Viewsonic is known for making LCD computer monitors, so it's no surprise that the company should offer LCD photo frames as well. The model reviewed here, the DPG807, is attractively priced at less than $80 given its 8-inch 4:3 (read: non-wide-screen) display with 256MB internal memory.
Overall, the DPG807 is an attractive, high-tech-looking frame with a sleek piano-black finish. It's all plastic, as opposed to having a wood or metal border, but it doesn't look cheap as do some plastic frames. The kickstand on the back swivels, giving you the option of locking the frame into landscape (horizontal) or portrait (vertical) orientation. On the back of the frame are keyhole slots for mounting the frame to a wall with screws, but there's no threaded tripod mount.
The one issue with the shiny black finish is that it's a fingerprint magnet. This is a bit of a problem because the touch-sensitive controls for the frame--Viewsonic calls them SwifTouch buttons--are located on the bottom bezel so you're likely to leave fingerprints there. That said, the buttons illuminate blue when you touch the frame but turn off and disappear after a few moments. It's a nice touch. (Pardon the pun.)
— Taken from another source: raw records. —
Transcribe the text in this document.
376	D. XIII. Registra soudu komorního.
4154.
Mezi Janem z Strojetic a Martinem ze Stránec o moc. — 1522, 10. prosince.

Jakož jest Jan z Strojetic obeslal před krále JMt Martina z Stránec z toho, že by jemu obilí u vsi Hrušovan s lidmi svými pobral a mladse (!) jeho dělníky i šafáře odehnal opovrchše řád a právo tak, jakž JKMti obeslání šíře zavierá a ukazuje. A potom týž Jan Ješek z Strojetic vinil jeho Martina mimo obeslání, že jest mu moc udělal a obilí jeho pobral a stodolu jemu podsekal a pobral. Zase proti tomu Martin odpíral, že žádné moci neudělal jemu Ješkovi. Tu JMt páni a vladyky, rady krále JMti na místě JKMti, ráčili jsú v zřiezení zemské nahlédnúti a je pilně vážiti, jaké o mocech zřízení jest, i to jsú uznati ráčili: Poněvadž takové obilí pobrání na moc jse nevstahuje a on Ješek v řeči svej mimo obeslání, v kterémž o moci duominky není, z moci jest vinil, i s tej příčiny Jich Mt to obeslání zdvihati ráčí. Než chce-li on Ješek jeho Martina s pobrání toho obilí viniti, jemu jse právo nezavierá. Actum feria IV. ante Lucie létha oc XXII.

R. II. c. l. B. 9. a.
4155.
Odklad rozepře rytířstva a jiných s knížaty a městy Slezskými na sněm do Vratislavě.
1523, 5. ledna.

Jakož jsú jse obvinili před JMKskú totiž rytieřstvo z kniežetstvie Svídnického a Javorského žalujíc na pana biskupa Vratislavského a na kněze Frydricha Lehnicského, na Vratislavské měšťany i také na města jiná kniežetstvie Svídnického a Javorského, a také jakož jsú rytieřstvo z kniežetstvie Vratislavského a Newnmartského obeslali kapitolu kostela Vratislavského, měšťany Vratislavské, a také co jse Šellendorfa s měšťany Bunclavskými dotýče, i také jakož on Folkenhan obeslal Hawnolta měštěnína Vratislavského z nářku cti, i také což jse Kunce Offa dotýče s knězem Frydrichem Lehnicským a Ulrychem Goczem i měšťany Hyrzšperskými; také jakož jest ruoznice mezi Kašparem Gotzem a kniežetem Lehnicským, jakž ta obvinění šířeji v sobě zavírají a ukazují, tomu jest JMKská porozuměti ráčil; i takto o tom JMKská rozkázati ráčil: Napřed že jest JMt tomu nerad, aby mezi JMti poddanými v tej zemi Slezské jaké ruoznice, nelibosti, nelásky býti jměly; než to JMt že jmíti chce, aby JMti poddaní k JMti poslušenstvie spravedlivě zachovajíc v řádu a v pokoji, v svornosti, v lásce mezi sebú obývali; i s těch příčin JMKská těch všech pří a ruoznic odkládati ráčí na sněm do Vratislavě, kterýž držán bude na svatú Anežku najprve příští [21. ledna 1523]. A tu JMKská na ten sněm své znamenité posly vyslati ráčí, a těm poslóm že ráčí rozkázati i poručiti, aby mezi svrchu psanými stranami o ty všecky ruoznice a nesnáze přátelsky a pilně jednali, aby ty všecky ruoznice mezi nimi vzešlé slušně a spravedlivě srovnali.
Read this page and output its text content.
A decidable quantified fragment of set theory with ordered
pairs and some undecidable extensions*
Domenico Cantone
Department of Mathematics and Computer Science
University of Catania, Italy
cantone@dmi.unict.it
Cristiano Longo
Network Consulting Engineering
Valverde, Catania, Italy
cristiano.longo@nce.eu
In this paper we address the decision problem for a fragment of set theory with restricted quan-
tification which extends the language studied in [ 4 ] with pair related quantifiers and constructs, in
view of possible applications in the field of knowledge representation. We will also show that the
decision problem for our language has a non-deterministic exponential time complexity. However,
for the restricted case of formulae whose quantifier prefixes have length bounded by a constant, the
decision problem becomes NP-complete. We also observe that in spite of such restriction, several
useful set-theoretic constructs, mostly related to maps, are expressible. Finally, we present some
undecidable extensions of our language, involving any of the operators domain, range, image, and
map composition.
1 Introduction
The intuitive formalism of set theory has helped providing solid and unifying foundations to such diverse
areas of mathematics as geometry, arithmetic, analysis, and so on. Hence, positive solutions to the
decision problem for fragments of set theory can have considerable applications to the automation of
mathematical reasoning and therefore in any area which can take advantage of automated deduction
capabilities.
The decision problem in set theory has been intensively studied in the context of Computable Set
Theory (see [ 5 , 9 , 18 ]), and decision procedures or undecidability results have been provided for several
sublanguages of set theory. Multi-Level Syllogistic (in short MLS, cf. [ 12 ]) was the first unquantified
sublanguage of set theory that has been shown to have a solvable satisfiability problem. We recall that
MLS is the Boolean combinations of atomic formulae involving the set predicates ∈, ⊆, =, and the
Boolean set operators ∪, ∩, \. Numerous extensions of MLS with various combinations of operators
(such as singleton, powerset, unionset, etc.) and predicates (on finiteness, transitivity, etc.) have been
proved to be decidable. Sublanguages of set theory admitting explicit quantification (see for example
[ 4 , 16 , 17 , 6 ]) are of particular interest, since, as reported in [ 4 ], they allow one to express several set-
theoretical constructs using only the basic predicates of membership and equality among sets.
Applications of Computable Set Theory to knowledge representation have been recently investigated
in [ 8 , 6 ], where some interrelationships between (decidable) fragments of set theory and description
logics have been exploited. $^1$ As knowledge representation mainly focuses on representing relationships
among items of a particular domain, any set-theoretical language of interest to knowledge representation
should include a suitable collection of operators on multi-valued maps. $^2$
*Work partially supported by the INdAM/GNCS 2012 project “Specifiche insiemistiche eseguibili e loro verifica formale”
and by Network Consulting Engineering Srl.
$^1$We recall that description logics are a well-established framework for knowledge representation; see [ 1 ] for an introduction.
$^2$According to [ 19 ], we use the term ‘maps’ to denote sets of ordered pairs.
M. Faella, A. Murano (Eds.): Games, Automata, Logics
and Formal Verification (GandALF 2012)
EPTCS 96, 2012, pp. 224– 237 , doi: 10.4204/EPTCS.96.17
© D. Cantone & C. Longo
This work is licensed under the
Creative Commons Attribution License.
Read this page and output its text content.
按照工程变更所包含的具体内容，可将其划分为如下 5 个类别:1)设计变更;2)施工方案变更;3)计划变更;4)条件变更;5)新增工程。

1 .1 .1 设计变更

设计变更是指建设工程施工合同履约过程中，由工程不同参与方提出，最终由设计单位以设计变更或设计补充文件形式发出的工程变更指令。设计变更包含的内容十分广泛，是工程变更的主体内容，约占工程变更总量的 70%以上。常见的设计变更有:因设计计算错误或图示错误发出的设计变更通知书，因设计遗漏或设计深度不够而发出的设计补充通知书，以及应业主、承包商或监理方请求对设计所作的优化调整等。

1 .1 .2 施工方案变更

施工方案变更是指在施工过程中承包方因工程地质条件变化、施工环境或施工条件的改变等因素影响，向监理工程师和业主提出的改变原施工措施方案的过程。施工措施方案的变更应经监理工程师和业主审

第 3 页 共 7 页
A couple of other gripes: We didn't find the buttons as responsive as necessary and while the user interface isn't intimidating or complex, it can get confusing. Of course, after some tinkering around and a glance or two at the user manual, you can figure things out just fine. But it never inspired a "Wow, that's an elegant user interface."
Except for Olympus/Fujifilm xD-Picture cards, the frame accepts most types of memory card (SD, MMC, and Memory Stick), as well as USB thumbdrives and other mass storage devices, including a direct connection with your camera via USB.
Its 512MB onboard memory is fairly decent for a frame in this price class. You can transfer images from an external source (memory card/camera/USB thumbdrive) to the frame and it will automatically resize the images to the frame's 800x600 resolution. However, the process for copying over images to the frame is more complex than it should be.